Писка с Зюзиком сладко сопели; Котенок тоже затих, подмяв под себя подушку. Роману даже не дремалось. Он смотрел на спящего Котенка, а видел почему-то лицо матери.

Ему опять виделась мать. В последнее время он все чаще и с болью вспоминал о ней и сожалел о том, что она до сих пор не знает, где он находится. А так бы пришла, прилетела по воздуху, поговорили бы, отгребли от себя горячую золу, называемую тоской! Но ему совестно было написать ей, пригласить на свидание. За всю жизнь не отослал ни одной поздравительной открытки, строчки не черкнул, а как оказался в камере — сразу же вспомнил и рот распахнул, чтобы позвать: «Приезжай, мать! Плохо мне, мать!»

Чем-то нехорошим отдает, подленьким. Вот если б в другой ситуации! Но где она, другая ситуация?

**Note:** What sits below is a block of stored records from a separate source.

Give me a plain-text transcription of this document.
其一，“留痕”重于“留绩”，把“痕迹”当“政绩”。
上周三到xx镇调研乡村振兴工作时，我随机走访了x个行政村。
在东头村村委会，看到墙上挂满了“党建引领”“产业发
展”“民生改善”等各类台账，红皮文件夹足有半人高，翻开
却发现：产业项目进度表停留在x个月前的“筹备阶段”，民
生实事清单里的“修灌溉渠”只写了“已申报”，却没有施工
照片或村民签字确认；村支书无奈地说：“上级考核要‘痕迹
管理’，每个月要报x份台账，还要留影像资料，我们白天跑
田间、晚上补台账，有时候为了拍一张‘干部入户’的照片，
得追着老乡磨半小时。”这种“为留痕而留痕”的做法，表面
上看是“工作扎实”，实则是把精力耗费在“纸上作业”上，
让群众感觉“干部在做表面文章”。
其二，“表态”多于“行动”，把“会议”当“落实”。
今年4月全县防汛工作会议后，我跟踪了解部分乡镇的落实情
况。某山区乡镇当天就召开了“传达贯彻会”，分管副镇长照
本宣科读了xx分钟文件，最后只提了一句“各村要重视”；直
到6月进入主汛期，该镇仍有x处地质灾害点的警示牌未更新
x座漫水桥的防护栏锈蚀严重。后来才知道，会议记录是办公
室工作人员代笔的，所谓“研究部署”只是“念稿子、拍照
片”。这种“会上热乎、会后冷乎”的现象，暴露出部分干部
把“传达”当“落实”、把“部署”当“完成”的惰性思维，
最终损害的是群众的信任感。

О многом ему хотелось поговорить с Котенком, в которого он поверил сразу. Но нужнее всего — спросить: писать ли матери? Если писать, то как преодолеть в себе эту проклятую гордыньку? Многое, многое накопилось… Зато Котенок, имея на руках верные козыри, не спешил покуда их раскрывать, будто не видел равных себе в этой камере. Роману было обидно, он все чаще и чаще злился на толкового сокамерника. Когда тот хохотал, то Роман даже не прятал своего ненавистного взгляда: «Хохочет! Прикололся, сука…» И ни разу ему в голову не пришло, что Котенок, может быть, сам ищет совета: с какого козыря зайти?

И день тянулся. Не один час надо было пролежать до ужина, а там — до отбоя, после которого должно будет отключиться сознание.

И Роман лежал, лежал и пролеживал день за днем, час за часом, минуту за минутой. Сильному и крепкому подростку, ему страшно было просто лежать. Тогда он начинал думать и не избегал уж больше этих проклятых дум. Назло самому себе.

Котенок стонал во сне, скрипел зубами и дергался так, что потревоженный наверху Зюзик приподнимался на койке. Он переворачивался на другой бок и снова забывался.

В коридоре иногда подавал голос надзиратель. У него то ручку требовали, то бумагу: многим в тюрьме не спалось. Попискивал телефон на посту.